This exhibition of works by artist and musician João Paulo Feliciano has been shaped around the sculpture Blues Quartet, 2004-2007, and explores the fusion of music and image. On show are seven works dating from different periods, from the early 1990s to the present, that tackle this recurrent concern in this artist’s production.
From João Paulo Feliciano’s earliest works, such as Sweet Music, 1992, also shown here, the title, functioning as a linguistic enunciation snatched from popular culture and often linked to musical contexts, is fully and ironically literalised in the elements constituting the image.

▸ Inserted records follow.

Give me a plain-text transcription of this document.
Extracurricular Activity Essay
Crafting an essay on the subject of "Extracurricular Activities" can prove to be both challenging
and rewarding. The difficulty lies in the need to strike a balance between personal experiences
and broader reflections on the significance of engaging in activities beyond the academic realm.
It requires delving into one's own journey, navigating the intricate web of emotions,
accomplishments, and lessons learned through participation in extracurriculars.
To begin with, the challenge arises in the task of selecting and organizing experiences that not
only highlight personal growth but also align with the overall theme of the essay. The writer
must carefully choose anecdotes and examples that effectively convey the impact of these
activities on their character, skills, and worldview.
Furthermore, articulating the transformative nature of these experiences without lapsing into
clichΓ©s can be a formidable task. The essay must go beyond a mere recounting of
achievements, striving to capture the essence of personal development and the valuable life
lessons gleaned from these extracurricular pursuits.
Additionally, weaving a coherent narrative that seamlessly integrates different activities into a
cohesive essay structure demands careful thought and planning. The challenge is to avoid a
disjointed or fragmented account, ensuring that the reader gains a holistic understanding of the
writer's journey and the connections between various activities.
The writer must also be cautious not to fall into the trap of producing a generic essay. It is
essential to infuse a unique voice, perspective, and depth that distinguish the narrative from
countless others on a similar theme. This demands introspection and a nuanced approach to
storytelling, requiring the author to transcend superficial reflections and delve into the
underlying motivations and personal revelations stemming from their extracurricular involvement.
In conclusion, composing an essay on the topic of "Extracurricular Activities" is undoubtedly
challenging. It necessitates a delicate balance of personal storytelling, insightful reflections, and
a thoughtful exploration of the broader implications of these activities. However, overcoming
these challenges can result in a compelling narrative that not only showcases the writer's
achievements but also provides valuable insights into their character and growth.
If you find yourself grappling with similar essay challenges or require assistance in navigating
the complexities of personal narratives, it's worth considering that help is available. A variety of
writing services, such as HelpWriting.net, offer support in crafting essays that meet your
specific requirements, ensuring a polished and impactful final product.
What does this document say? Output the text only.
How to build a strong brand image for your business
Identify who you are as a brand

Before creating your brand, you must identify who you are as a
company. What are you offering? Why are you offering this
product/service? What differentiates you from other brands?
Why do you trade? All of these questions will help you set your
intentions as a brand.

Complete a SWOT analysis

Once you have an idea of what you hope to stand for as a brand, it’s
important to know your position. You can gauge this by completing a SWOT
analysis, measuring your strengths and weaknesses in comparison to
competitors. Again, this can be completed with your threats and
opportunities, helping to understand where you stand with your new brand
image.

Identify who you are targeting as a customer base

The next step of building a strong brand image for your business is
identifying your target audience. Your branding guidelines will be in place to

This is also the case with Blues Quartet. This scupture operates an essential link between Feliciano’s work as a musician and his work as an artist. While serving as a generic name for a hypothetical band, the title is materialised in the blue acrylic structure dividing the space above the table into four areas, where four lamps activated by sound-to-light modulators vary in intensity in accordance with the music. Music may be pre-recorded, on an iPod, to which the visitor has access, and where
the visitor then may choose between a wide variety of musical genres, or it may be a live performance, such as those of Rafael Toral, Lee Ranaldo, Trevor Tremaine and C. Spencer Yeah at the Contemporary Arts Center in Cincinnatti. The sculpture thus becomes a springboard of possibilities. The artist as creator can actually be switched off. In turn, the path taken by the variations and movements projected by the lamps in response to the music unfolds spatially in the reflections and filtered transparencies cast by the lamps, creating a full sense of dialogue between the elements of the quartet. The sculpture’s potentialities for different configurations are infinite, including its relation to silence.
The series of posters accompanying the sculpture was based on record covers where the words “blue” and “quartet” appear. These form classes of singular elements, but it is in their association to expressions and visual elements that the idea of Blues Quartet becomes at once generic and particular, as though the name, in naming something, were no more than the thing named by the name.